分割链表
题目:
Given a (singly) linked list with head node root, write a function to split the linked list into k consecutive linked list "parts".
The length of each part should be as equal as possible: no two parts should have a size differing by more than 1. This may lead to some parts being null.
The parts should be in order of occurrence in the input list, and parts occurring earlier should always have a size greater than or equal parts occurring later.
Return a List of ListNode's representing the linked list parts that are formed.
Examples 1->2->3->4, k = 5 // 5 equal parts [ [1], [2], [3], [4], null ]
Example 1:
Input: root = [1, 2, 3], k = 5 Output: [[1],[2],[3],[],[]] Explanation: The input and each element of the output are ListNodes, not arrays.
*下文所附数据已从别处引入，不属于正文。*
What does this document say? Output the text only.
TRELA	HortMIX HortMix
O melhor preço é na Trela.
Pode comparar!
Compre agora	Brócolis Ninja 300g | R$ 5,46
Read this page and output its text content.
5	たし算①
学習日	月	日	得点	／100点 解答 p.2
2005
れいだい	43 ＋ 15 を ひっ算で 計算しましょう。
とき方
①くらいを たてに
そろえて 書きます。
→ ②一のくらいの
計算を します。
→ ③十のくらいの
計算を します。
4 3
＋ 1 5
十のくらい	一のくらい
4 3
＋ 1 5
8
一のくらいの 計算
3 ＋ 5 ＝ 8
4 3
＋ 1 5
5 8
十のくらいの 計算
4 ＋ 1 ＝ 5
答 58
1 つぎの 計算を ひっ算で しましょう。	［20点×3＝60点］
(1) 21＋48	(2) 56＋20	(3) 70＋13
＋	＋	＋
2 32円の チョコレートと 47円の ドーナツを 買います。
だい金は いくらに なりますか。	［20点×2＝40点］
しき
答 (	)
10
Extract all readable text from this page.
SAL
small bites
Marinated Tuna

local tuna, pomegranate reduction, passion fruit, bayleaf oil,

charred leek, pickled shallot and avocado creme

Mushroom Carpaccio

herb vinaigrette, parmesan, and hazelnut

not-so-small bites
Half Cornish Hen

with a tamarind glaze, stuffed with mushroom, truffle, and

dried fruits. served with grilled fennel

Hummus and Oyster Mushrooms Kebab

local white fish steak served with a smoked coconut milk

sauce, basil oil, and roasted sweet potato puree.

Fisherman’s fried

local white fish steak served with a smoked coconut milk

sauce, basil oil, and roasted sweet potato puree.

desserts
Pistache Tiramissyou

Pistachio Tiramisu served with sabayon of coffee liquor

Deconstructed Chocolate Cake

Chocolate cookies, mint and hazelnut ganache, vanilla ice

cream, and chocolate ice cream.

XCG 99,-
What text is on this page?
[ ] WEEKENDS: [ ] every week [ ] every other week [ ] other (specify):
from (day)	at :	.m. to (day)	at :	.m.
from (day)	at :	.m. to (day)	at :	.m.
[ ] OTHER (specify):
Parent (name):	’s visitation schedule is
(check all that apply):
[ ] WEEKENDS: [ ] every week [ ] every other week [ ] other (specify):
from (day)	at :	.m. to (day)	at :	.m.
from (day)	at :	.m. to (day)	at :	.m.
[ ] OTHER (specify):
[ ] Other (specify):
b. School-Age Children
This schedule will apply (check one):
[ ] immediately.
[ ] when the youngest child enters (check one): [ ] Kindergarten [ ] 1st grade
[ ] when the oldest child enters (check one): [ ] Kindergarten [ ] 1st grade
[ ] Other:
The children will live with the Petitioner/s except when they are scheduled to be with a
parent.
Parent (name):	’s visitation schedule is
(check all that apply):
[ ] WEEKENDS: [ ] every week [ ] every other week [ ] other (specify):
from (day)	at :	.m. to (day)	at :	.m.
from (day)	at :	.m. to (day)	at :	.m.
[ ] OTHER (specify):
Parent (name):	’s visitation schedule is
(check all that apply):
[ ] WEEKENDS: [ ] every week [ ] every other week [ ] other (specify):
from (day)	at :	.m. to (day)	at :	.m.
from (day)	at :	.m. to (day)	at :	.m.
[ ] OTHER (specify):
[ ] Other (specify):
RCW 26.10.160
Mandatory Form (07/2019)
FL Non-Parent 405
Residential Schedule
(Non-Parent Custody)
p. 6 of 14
For example, the input root has root.val = 1, root.next.val = 2, oot.next.next.val = 3, and root.next.next.next = null. The first element output[0] has output[0].val = 1, output[0].next = null. The last element output[4] is null, but it's string representation as a ListNode is [].
Example 2:
Input: root = [1, 2, 3, 4, 5, 6, 7, 8, 9, 10], k = 3 Output: [[1, 2, 3, 4], [5, 6, 7], [8, 9, 10]] Explanation: The input has been split into consecutive parts with size difference at most 1, and earlier parts are a larger size than the later parts.
思路:
题目读起来有点绕,但是转过弯就很好理解。把每个数组元素可以想像成一个篮子,数组的大小就是篮子的个数。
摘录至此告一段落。